If you’re gonna grow anything, a couple of tomato plants are a good bet. There’s nothing like providing a little of your own food from the backyard, and there’s nothing like a warm, juicy tomato picked on a sunny day in August. These organic seeds are from local company Southern Exposure Seed Exchange. $2.50 at Fifth Season Gardening.
Clothes drying rack
Unless you need all your socks to be dry in the next 30 minutes, letting the air do the work is just as effective as that big, bad, power-guzzlin’ dryer. A rack is more convenient than a clothesline and works in all seasons. $49.95 at Blue Ridge Eco Shop.
When you want something more soapy than white vinegar for cleaning, Dr.
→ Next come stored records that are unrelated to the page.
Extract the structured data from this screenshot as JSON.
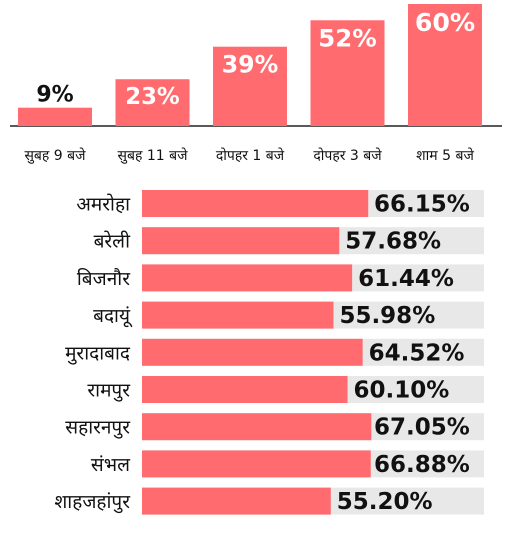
{
  "colors": {
    "bar": "#ff6b6e",
    "track": "#e8e8e8",
    "text": "#111111",
    "axis": "#222222"
  },
  "chart_data": [
    {
      "type": "bar",
      "categories": [
        "सुबह 9 बजे",
        "सुबह 11 बजे",
        "दोपहर 1 बजे",
        "दोपहर 3 बजे",
        "शाम 5 बजे"
      ],
      "values": [
        9,
        23,
        39,
        52,
        60
      ],
      "value_labels": [
        "9%",
        "23%",
        "39%",
        "52%",
        "60%"
      ],
      "title": "",
      "xlabel": "",
      "ylabel": "",
      "ylim": [
        0,
        60
      ]
    },
    {
      "type": "bar",
      "orientation": "horizontal",
      "categories": [
        "अमरोहा",
        "बरेली",
        "बिजनौर",
        "बदायूं",
        "मुरादाबाद",
        "रामपुर",
        "सहारनपुर",
        "संभल",
        "शाहजहांपुर"
      ],
      "values": [
        66.15,
        57.68,
        61.44,
        55.98,
        64.52,
        60.1,
        67.05,
        66.88,
        55.2
      ],
      "value_labels": [
        "66.15%",
        "57.68%",
        "61.44%",
        "55.98%",
        "64.52%",
        "60.10%",
        "67.05%",
        "66.88%",
        "55.20%"
      ],
      "title": "",
      "xlabel": "",
      "ylabel": "",
      "xlim": [
        0,
        100
      ]
    }
  ]
}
Bronner’s is a good bet. It’s organic and made from earth-friendly stuff like peppermint oil and citric acid—and it has a million uses, from scrubbing floors to shampooing hair. $7.99 at Integral Yoga Natural Foods.
Glass food storage
Traditional plastic isn’t the greatest for your health, especially when you microwave it, and it also tends to get stained, warped and generally beat-up after a while. Not so with glass. Once you’ve made the leap, you’ll never go back. Set of three containers, $17.95 at Blue Ridge Eco Shop.